Conflicts of Commitment

These are conflicts relating to the allocation of time, attention and energy. When outside activities, including consulting, public service or pro bono work, interfere with a faculty member's primary commitment of time and intellectual energies to the education, research and scholarship endeavors of the University, a conflict of commitment can result.

Since requirements for field research and other reasons for absence from campus differ across the University, the definition of inappropriate, extended or frequent absences will vary by discipline. Any absences that would raise questions from fellow faculty, students or staff should be discussed within your department and may be appropriate to document on this annual form.

In addition to the limit set on the amount of outside consulting that a full-time faculty member may do, Stanford's policy also prohibits:

  • direction of a program of research or scholarship at another institution that could be conducted appropriately at Stanford (i.e., outside PIship)
  • significant management roles (those that involve supervision of the work of others and/or day-to-day responsibility for operating decisions) in a private business.

Conflicts of Interest

A conflict of interest occurs when there is a divergence between an individual's private interests and his or her professional obligations to the University such that an independent observer might reasonably question whether professional actions or decisions are determined by considerations of personal gain, financial or otherwise.

Conflicts of interest often arise at the convergence of two fundamental University missions: to push the boundaries of knowledge and to transfer that knowledge to the private sector for the benefit of the public. There may be, for example, significant personal financial incentives related to patenting and licensing an invention, or to outside consulting or other interests. Considerations of personal financial gain, however, must not influence decisions or actions related to one's University responsibilities. The potential that such incentives might harm research objectivity, or the protection of human subjects, students or others whose work depends on the direction of the individual, is enough to mandate that such conflicts be identified, and then managed, mitigated or eliminated.

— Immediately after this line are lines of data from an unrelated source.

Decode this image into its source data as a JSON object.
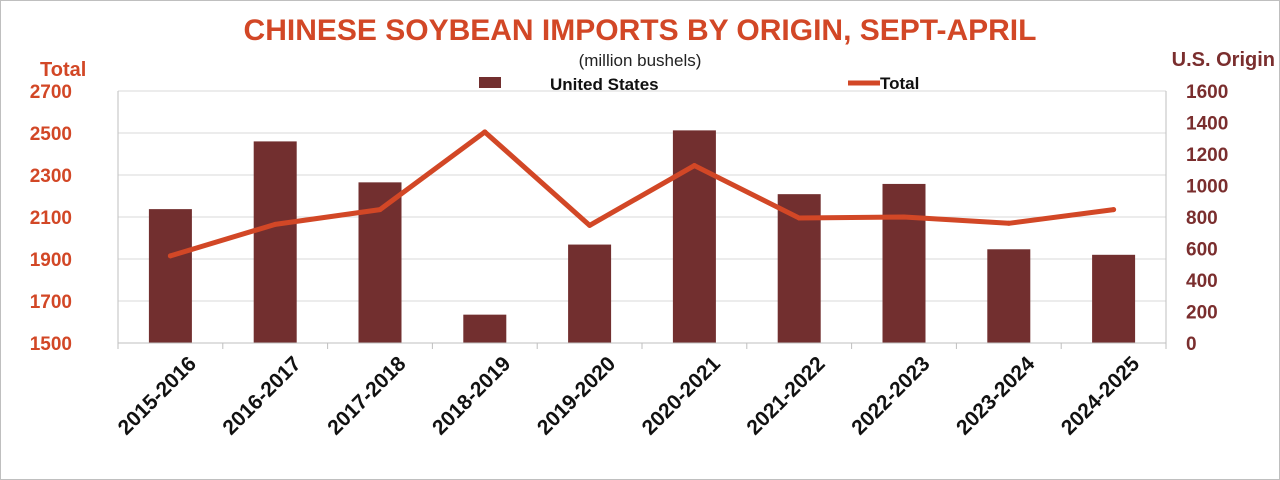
{
  "chart_data": {
    "type": "bar",
    "title": "CHINESE SOYBEAN IMPORTS BY ORIGIN, SEPT-APRIL",
    "subtitle": "(million bushels)",
    "ylabel_left": "Total",
    "ylabel_right": "U.S. Origin",
    "categories": [
      "2015-2016",
      "2016-2017",
      "2017-2018",
      "2018-2019",
      "2019-2020",
      "2020-2021",
      "2021-2022",
      "2022-2023",
      "2023-2024",
      "2024-2025"
    ],
    "series": [
      {
        "name": "United States",
        "type": "bar",
        "axis": "right",
        "color": "#722f2f",
        "values": [
          850,
          1280,
          1020,
          180,
          625,
          1350,
          945,
          1010,
          595,
          560
        ]
      },
      {
        "name": "Total",
        "type": "line",
        "axis": "left",
        "color": "#d24726",
        "values": [
          1915,
          2065,
          2135,
          2505,
          2060,
          2345,
          2095,
          2100,
          2070,
          2135
        ]
      }
    ],
    "ylim_left": [
      1500,
      2700
    ],
    "yticks_left": [
      "2700",
      "2500",
      "2300",
      "2100",
      "1900",
      "1700",
      "1500"
    ],
    "ylim_right": [
      0,
      1600
    ],
    "yticks_right": [
      "1600",
      "1400",
      "1200",
      "1000",
      "800",
      "600",
      "400",
      "200",
      "0"
    ],
    "grid": true,
    "legend_position": "top"
  }
}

Questions about conflict of interest focus on the intersection of your personal interests (including your own financial interests and those of your immediate family) and your Stanford activities.

Stated another way, Stanford University must protect itself and its faculty, staff and students from the following risks:

  • compromise of scientific objectivity in the conduct of research
  • compromise of appropriate controls in the conduct of research such that human participants could be harmed
  • exploitation of students for private gain
  • compromise of University priorities due to personal financial considerations
  • unfair access by an outside party to information or technology stemming from University research
  • use of University resources for private gain.

Keep in Mind

Having outside commitments and/or financial interests is NOT a violation of any rule. Such commitments and interests are generally regarded as inevitable. Stanford's policy and practices address the potential risks through individual disclosures and management.

This policy exists, and these disclosures are required, in order to protect the faculty member and the University. Appropriate disclosures can help to avoid serious difficulties for the individual and for Stanford, and are essential to public confidence in university research.

Among groups who can be particularly affected by conflicts of commitment and interest are:

  • Students and Postdoctoral Scholars
    Disclosures are required whenever students or trainees are involved with work for, or supported by, an outside entity in which the faculty advisor or mentor has an interest.
  • Research subjects
    Stanford must take appropriate steps to guarantee objective evaluation of the results of clinical research and appropriate controls for the protection of human participants.

These reports are considered confidential and will be reviewed only by the cognizant school dean, the Dean of Research and designated individuals, who may include an associate dean, the department chair, senior administrative staff and University officials in Internal Audit and Office of the General Counsel. Disclosures that are identified by the review as financial conflicts of interest (FCOI) related to PHS (NIH)-funded research must be reported to the NIH and made available to the public.